II. Procedural History On April 25, 2014, a grand jury charged Petitioner with first-degree murder in case number 14-6515-CFANO. Id. at 10. Petitioner pled not guilty and prepared for trial. The State gave notice of its intent to use Williams Rule evidence to prove the absence of accident, mistake, or inadvertence on March 20, 2015. Id. at 39–40.

On July 24, 2015, the state trial court held a Williams Rule hearing. Id. at 42. The State sought to introduce: (1) text messages between Petitioner and Ms. Austria; (2) cell phone video and audio recordings that Ms. Austria had taken of Petitioner;

and (3) the Facebook Message. Id. at 42; 178. Petitioner opposed the introduction of these materials and the underlying information conveyed by them.
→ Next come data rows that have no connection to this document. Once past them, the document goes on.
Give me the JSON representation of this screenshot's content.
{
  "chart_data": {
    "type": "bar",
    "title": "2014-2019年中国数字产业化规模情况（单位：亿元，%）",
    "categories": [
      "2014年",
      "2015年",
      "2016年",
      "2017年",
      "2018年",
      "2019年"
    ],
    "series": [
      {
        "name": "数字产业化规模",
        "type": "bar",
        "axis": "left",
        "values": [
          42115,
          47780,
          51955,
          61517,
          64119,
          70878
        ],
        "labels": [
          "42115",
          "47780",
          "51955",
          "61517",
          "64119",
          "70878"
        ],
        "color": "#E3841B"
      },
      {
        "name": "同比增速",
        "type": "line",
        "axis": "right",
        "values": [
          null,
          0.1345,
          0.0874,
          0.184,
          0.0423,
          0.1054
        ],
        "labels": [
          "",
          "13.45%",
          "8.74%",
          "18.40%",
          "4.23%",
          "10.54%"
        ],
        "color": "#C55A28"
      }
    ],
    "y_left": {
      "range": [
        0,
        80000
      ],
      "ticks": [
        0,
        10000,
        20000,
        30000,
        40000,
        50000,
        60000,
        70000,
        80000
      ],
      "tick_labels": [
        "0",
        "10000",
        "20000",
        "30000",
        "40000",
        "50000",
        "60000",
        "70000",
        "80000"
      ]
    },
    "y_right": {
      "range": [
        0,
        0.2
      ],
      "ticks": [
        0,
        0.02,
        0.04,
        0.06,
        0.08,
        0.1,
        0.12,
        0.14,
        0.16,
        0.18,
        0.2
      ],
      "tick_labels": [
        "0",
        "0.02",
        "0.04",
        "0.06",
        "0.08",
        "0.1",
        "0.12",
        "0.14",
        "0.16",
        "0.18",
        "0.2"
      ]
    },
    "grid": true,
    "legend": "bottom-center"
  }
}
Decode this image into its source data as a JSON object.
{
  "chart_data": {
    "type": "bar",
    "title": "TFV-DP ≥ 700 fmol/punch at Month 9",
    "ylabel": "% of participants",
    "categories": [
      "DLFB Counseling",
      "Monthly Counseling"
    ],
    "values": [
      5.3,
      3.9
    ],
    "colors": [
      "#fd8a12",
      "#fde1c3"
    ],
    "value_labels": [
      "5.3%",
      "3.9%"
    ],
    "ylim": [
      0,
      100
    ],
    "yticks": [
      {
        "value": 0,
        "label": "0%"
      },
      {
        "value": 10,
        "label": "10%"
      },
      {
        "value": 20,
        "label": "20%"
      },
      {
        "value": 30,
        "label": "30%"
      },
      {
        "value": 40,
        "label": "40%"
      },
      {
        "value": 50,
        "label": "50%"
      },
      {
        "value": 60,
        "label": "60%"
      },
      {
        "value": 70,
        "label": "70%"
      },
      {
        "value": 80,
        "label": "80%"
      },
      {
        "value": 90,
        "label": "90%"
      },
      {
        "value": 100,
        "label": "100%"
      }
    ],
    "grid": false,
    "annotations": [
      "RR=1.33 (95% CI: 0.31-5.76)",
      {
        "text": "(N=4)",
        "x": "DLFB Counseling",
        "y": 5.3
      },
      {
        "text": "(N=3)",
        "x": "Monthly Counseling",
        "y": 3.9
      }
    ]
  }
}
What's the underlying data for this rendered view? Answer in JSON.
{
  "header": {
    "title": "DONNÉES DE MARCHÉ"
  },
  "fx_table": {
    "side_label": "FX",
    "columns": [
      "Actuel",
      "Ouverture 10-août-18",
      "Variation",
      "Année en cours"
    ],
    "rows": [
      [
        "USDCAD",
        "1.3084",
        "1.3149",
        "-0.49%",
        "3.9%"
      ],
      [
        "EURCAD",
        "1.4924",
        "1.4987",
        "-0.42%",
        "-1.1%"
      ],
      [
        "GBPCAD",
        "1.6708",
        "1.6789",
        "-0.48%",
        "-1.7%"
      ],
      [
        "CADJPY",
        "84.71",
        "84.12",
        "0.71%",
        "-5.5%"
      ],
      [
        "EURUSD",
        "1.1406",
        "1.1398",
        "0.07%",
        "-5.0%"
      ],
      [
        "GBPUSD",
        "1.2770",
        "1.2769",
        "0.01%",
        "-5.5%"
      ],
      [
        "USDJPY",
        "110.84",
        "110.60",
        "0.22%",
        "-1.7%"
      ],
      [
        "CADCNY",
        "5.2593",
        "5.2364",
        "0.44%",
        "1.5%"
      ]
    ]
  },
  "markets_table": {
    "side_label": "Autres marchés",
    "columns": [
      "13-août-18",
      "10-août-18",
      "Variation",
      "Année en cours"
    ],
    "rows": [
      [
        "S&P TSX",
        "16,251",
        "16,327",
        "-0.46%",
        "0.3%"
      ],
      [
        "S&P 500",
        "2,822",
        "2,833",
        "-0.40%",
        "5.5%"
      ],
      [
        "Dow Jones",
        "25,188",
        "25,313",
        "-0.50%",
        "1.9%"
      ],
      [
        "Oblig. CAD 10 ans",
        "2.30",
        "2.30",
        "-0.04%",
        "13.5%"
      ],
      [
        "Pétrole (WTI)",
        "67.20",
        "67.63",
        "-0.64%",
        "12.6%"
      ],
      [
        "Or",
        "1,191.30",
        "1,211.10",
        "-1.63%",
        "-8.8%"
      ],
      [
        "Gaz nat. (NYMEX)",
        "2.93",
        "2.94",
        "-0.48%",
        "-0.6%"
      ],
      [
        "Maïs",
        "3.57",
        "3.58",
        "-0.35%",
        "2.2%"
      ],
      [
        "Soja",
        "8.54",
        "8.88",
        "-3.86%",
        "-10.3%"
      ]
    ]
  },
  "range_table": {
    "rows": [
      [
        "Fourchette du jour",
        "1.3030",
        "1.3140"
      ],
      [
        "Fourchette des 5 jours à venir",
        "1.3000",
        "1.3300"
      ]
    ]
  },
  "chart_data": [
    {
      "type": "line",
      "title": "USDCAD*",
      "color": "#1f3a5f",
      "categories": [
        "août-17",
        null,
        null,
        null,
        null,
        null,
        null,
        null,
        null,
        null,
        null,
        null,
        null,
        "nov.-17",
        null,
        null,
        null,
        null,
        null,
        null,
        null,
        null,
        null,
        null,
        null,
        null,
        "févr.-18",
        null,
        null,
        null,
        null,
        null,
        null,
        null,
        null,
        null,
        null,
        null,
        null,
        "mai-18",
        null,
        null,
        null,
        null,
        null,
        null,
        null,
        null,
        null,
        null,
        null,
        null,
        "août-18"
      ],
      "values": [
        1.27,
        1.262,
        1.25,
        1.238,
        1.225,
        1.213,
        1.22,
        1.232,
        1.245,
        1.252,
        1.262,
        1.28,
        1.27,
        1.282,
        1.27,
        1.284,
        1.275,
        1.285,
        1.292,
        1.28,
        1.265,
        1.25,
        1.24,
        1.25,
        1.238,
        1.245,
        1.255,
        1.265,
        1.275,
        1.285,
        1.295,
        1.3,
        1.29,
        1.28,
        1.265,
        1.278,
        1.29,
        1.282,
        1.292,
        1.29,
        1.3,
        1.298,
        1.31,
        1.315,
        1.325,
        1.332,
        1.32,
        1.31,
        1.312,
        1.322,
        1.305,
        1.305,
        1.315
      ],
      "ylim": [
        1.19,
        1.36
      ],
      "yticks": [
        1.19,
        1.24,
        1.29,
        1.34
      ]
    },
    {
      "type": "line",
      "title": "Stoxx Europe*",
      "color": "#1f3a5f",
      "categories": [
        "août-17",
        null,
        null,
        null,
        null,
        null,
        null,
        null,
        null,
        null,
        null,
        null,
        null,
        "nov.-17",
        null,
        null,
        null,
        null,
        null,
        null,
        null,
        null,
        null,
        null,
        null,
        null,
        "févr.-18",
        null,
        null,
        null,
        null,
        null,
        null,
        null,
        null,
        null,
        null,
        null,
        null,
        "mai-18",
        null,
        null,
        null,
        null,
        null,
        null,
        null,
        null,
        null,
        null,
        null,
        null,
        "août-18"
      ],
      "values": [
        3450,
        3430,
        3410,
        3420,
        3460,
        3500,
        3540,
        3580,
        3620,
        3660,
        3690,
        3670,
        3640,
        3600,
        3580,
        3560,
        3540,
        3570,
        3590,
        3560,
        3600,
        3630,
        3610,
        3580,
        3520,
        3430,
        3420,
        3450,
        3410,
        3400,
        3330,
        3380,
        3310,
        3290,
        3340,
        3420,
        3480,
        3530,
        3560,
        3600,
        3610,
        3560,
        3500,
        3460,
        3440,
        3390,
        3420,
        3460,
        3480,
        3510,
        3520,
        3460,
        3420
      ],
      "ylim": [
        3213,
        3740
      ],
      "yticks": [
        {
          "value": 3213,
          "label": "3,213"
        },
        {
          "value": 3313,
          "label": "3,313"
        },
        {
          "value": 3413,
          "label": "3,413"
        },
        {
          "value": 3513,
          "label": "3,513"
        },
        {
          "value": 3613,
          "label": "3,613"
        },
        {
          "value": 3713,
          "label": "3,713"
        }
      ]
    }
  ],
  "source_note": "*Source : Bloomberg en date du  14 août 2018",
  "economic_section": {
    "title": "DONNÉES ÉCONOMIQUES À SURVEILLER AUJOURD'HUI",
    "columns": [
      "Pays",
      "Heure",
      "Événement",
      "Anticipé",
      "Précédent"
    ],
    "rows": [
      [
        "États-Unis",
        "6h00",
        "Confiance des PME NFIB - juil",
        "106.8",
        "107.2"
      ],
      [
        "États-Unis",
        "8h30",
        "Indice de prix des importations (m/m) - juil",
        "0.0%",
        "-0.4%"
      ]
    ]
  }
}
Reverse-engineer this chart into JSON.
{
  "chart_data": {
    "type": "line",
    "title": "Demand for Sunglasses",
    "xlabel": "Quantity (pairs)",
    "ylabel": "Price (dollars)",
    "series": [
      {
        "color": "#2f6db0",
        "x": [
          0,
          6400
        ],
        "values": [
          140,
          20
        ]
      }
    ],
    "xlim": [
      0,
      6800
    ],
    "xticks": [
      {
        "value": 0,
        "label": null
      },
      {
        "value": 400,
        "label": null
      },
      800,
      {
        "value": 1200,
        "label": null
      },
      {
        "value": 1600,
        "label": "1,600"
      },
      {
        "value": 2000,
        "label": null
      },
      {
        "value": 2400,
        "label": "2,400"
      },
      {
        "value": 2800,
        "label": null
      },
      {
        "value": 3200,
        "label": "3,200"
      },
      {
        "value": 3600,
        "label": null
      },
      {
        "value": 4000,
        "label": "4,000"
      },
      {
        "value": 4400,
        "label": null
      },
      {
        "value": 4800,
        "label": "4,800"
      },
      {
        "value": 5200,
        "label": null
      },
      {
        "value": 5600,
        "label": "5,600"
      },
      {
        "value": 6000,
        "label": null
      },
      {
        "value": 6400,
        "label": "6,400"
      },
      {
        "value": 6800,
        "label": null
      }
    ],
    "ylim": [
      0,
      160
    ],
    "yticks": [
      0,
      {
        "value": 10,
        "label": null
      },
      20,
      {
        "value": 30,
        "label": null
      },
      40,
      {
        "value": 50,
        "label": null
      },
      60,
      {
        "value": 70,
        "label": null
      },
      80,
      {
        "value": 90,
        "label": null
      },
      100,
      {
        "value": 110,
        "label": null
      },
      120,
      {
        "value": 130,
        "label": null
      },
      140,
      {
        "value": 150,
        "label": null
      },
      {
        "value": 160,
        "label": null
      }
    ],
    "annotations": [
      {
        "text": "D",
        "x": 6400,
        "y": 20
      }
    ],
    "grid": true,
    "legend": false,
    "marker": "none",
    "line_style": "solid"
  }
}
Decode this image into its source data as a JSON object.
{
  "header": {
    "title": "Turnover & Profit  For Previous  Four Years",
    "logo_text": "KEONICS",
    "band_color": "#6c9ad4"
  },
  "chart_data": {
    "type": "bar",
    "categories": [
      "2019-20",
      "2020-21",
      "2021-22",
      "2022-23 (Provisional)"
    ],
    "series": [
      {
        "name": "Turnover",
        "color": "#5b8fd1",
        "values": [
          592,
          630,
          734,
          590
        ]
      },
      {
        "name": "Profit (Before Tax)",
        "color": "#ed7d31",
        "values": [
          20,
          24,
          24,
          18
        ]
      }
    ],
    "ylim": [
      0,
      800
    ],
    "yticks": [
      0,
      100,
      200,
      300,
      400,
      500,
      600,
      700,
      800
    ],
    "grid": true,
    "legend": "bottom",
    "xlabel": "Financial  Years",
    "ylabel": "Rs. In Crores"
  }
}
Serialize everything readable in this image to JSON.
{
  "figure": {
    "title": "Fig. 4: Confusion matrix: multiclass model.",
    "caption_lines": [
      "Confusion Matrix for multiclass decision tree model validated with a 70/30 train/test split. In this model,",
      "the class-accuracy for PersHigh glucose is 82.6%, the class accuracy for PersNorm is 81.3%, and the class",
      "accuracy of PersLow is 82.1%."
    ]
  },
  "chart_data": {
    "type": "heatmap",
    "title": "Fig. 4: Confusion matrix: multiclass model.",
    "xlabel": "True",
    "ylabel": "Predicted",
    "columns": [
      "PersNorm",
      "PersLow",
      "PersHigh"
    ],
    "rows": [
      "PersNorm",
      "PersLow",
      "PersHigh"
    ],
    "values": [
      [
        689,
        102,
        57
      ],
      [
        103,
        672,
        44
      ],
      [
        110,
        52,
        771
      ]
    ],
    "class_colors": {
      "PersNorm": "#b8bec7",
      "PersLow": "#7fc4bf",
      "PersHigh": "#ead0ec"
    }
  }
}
Id. at 46. On September 8, 2015, the state trial court issued a thorough opinion finding that the State would be “permitted to present to the jury the text messages and the Facebook

[M]essage for the purposes indicated, however, the state may not introduce in its case in chief the audio or video recording made of [Petitioner].” Id. at 193. The court also made clear that “the [S]tate may not dwell on [Petitioner’s] prior acts and must

avoid the needless presentation of cumulative evidence.” Id. Petitioner’s jury trial began on November 2, 2015. Id. at 196. After five days of testimony from twenty-six witnesses, including Petitioner, the jury found Petitioner guilty of the lesser included offense of second-degree murder. Id. at 1739.

Petitioner filed a motion for a new trial, id. at 1748, but it was denied. The state court subsequently sentenced Petitioner to 40 years’ imprisonment. Id. at 1797; 1805. On February 10, 2016, Petitioner appealed. Id. at 1808. Petitioner argued that

the state trial court erred by: (1) allowing the State to introduce the Facebook Message; (2) allowing the State to introduce the text messages; (3) denying Petitioner’s motion for judgment of acquittal; and (4) denying Petitioner’s motion

for a mistrial. Id. at 1811–57. On November 15, 2017, the state appellate court per curiam affirmed Petitioner’s conviction. See Richardson v. State, 239 So. 3d 669 (Fla. 2nd DCA 2017).

On February 11, 2019, Petitioner filed a motion for postconviction relief pursuant to Florida Rule of Criminal Procedure 3.850. Id. at 1913.